An ant walks on a number line, starting at location $x=7$. Each second, it randomly moves one space either left ($-1$) or right ($+1$), with equal chance. At $x=0$ and $x=10$ are drops of honey; the ant stops moving when it reaches one of them. What are the respective probabilities of it stopping at each one?
There's multiple ways to compute the answer, but I like this as a puzzle because there's a slick short solution. So, try to find the cleanest solution you can!
Answer
The elegant solution is to use what's called a martingale and the optional stopping theorem. Doing this formally requires a little care but, somewhat informally, we can reason as follows.

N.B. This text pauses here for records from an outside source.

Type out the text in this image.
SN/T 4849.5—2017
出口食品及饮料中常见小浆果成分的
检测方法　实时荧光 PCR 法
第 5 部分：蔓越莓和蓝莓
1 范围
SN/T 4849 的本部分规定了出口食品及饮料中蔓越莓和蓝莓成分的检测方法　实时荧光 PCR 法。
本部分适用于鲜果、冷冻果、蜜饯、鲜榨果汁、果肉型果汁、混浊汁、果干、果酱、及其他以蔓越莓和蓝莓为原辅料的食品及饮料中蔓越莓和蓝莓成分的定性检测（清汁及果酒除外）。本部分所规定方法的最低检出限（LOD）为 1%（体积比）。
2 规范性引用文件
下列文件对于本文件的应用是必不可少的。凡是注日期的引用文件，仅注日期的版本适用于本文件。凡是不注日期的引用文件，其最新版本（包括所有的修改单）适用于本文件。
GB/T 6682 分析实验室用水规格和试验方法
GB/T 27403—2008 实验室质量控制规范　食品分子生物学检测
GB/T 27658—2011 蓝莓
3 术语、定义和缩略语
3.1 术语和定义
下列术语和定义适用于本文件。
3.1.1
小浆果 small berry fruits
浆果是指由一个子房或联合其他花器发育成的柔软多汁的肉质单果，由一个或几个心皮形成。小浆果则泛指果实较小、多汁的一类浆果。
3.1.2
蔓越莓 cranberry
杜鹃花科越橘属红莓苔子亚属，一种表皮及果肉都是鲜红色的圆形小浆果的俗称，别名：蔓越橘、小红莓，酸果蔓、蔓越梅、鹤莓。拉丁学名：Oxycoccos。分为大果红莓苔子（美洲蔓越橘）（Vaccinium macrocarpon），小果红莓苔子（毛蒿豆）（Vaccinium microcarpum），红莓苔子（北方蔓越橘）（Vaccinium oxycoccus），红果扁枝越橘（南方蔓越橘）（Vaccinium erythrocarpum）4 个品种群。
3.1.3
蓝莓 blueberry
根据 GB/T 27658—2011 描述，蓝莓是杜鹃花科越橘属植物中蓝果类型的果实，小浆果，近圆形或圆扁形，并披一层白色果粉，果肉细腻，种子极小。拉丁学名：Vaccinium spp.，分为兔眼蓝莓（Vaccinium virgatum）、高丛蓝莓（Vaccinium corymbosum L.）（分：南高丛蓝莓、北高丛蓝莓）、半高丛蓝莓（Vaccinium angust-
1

Ignore for the moment the fact that the ant stops when he finds the honey and allow him to move as far to the left and right as he wants. In this case, after any number of steps, the ant is, on average, still at position 7. So, even if you're not watching the ant, any time I say "Now!", you can still say "On average, he's at position seven."
Now, suppose I reveal to you that the ant was eating honey when I said, "Now!" On average, he's still at position 7. With some probability $p$, he's at 0 and with probability $1-p$, he's at 10. His average position is given by $A=p\times0 + (1-p)\times 10=7$. We can now solve for $p$.
Solution. The ant is at 0 with probability $\tfrac{3}{10}$ and at 10 with probability $\tfrac{7}{10}$.
(For a more rigorous justification of why we can safely condition on the ant having stopped, see Lopsy's answer.)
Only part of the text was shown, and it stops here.